Pubblicato da il 18 Luglio 2013

La scoperta di antichi documenti  cambia la storia ed è occasione per riconciliare due comunità.

 1-Volta

Intorno al 1255 a Castel della Pieve della Diocesi di Chiusi e giurisdizione di Perugia, Mostiola, moglie di Antonio Villa, rimane in stato interessante e come tutte le madri del mondo viene presa da apprensione per un sogno ricorrente in cui partoriva un bambino che portava sulle spalle una chiesa diroccata.

Per saperne il significato si rivolge ad un eremita mendicante che in quei giorni chiedeva l’elemosina proprio a Castel della Pieve. Questi interpreta il sogno in chiave mistica (e non poteva essere diversamente) e le dice che partorirà un figlio      che avrebbe ricostruito una chiesa e sarebbe stato un uomo di grande santità.

Mostiola si sente rassicurata da questa interpretazione e quindi si rasserena. Giunta però al parto, la sera prima, sogna un giglio rosso e pensandolo un cattivo presagio viene presa di nuovo da una profonda malinconia.

Quando finalmente le nasce il figlio calma le sue paure e gli mette il nome di Giacomo.

Alla nascita di Giacomo è Vescovo della Diocesi di Chiusi Pietro III De Peridio (1248-1260), poi diviene Vescovo Raynerius II (1260-1272) che è una persona mite e non compie nessun atto notevole, infine viene nominato Pietro IV (1273-1299) che da arciprete della cattedrale viene promosso Vescovo di Chiusi da papa Gregorio X, il 17 aprile 1273.

Anch’egli, Pietro IV, durante il suo lungo episcopato, non ha contrasti con nessuno, nemmeno con i rissosi monaci amiatini e muore nel 1299. Egli è quindi il vescovo che, di fatto, governa la diocesi di Chiusi per quasi tutta la vita di Giacomo.

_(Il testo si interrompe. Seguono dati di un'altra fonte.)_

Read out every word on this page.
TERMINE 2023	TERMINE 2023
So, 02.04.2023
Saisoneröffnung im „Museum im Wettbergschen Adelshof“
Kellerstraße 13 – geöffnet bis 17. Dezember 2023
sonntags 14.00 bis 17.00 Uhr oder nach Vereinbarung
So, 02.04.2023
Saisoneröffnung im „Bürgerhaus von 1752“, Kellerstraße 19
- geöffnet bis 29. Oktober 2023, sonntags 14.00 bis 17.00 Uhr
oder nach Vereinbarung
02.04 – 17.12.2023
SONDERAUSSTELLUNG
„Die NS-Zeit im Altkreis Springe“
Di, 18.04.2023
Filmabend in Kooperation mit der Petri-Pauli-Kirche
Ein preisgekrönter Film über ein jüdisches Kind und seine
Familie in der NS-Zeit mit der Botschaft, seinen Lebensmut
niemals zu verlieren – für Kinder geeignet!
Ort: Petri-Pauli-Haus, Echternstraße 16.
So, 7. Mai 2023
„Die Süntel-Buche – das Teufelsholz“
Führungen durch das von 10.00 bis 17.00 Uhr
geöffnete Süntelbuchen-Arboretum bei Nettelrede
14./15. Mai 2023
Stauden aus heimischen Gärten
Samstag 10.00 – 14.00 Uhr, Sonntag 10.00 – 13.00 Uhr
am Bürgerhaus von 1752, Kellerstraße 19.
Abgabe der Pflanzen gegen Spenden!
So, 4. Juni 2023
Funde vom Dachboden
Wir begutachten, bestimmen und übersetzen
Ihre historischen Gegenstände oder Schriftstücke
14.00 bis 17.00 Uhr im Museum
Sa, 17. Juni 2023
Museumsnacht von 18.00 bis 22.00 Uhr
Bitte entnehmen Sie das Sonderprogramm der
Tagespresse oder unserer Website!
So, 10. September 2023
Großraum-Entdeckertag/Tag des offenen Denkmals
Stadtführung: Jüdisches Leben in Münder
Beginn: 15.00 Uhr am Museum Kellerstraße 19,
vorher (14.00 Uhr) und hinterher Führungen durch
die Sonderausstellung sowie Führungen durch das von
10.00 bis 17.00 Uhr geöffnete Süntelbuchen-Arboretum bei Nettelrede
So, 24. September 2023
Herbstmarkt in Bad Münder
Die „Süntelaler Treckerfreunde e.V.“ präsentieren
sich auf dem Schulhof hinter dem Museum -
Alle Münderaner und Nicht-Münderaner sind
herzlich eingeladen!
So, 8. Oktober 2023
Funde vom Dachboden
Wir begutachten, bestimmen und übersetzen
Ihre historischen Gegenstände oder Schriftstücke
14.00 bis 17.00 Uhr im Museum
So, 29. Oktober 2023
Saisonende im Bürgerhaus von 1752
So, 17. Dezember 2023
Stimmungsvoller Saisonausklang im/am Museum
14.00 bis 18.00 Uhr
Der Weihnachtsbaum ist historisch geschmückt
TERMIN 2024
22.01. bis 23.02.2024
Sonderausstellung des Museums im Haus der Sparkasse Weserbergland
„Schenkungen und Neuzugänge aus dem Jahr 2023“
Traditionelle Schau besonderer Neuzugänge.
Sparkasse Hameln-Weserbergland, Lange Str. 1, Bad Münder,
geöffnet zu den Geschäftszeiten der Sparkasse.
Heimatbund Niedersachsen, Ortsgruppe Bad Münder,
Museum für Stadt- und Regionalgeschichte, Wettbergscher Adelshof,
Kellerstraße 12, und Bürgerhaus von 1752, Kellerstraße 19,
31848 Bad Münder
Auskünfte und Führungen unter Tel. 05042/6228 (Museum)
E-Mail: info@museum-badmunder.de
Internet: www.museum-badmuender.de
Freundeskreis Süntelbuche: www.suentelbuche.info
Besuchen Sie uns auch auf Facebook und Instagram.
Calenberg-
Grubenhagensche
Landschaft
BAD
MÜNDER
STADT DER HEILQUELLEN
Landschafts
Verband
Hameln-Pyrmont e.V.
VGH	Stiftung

Quando il bambino raggiunge i dodici anni, viene mandato a Siena per studiare perché in quella città la nascente scuola è una istituzione prestigiosa e in costante crescita.  La scuola che frequenta è quella di Grammatica. Egli, durante i lunghi anni che risiede a Siena, soggiorna presso l’Ospitale di Santa Maria della Scala dove operano, oltre ai Disciplinati della Madonna sotto le Volte, anche i Frati Laici e gli Oblati.

Ovviamente, data la sua condizione di semplice studente, partecipa, come “volontario”, alle azioni di beneficenza verso i poveri, praticate dagli Oblati.

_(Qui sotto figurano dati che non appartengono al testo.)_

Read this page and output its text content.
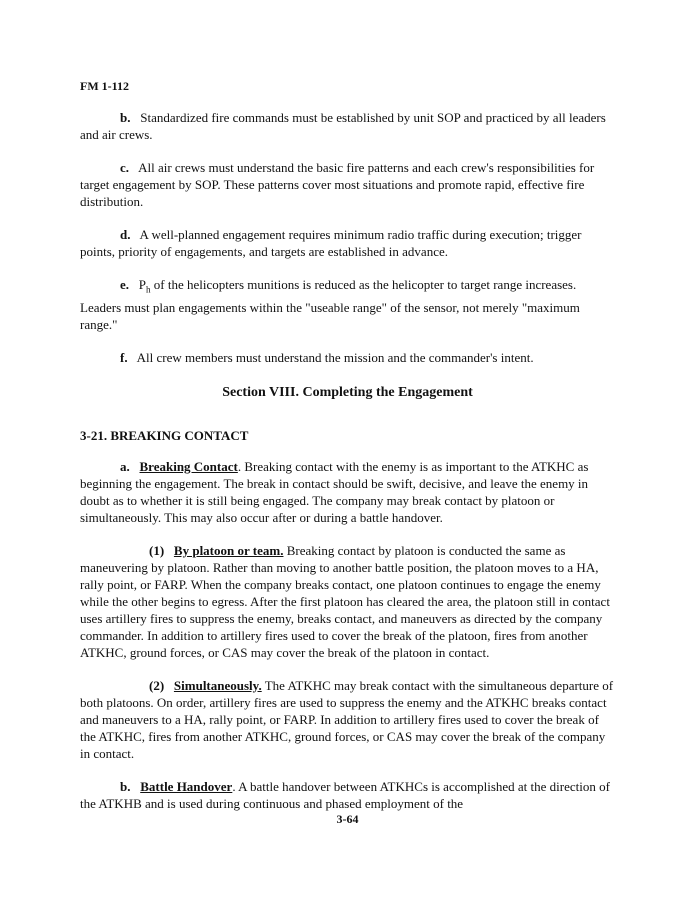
FM 1-112

b. Standardized fire commands must be established by unit SOP and practiced by all leaders and air crews.

c. All air crews must understand the basic fire patterns and each crew's responsibilities for target engagement by SOP. These patterns cover most situations and promote rapid, effective fire distribution.

d. A well-planned engagement requires minimum radio traffic during execution; trigger points, priority of engagements, and targets are established in advance.

e. $P_h$ of the helicopters munitions is reduced as the helicopter to target range increases. Leaders must plan engagements within the "useable range" of the sensor, not merely "maximum range."

f. All crew members must understand the mission and the commander's intent.

Section VIII. Completing the Engagement
3-21. BREAKING CONTACT

a. Breaking Contact. Breaking contact with the enemy is as important to the ATKHC as beginning the engagement. The break in contact should be swift, decisive, and leave the enemy in doubt as to whether it is still being engaged. The company may break contact by platoon or simultaneously. This may also occur after or during a battle handover.

(1) By platoon or team. Breaking contact by platoon is conducted the same as maneuvering by platoon. Rather than moving to another battle position, the platoon moves to a HA, rally point, or FARP. When the company breaks contact, one platoon continues to engage the enemy while the other begins to egress. After the first platoon has cleared the area, the platoon still in contact uses artillery fires to suppress the enemy, breaks contact, and maneuvers as directed by the company commander. In addition to artillery fires used to cover the break of the platoon, fires from another ATKHC, ground forces, or CAS may cover the break of the platoon in contact.

(2) Simultaneously. The ATKHC may break contact with the simultaneous departure of both platoons. On order, artillery fires are used to suppress the enemy and the ATKHC breaks contact and maneuvers to a HA, rally point, or FARP. In addition to artillery fires used to cover the break of the ATKHC, fires from another ATKHC, ground forces, or CAS may cover the break of the company in contact.

b. Battle Handover. A battle handover between ATKHCs is accomplished at the direction of the ATKHB and is used during continuous and phased employment of the

3-64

Dato che la scuola ha un regolare e costoso percorso formativo di almeno 12 anni, Giacomo si laurea in Grammatica a circa venticinque anni. Tornato a Castel della Pieve, ricordandosi della miseria e delle sofferenze che ha toccato con mano durante il suo lungo soggiorno a Siena, come accade spesso in quegli anni, fa la scelta di dedicarsi agli umili e sofferenti e quindi, seguendo i pensieri che si sviluppano in quel periodo sceglie la completa povertà. Egli riceve dai genitori la sua parte di eredità e vende tutti i suoi beni. Il ricavato parte lo dà direttamente ai poveri e parte lo usa per rilevare e restaurare la chiesetta di San Giovanni Battista e l’adiacente Hospitale dei Santi Filippo e Giacomo, abbandonati e “semi-diruti” posti fuori porta del Vecciano di Castel della Pieve.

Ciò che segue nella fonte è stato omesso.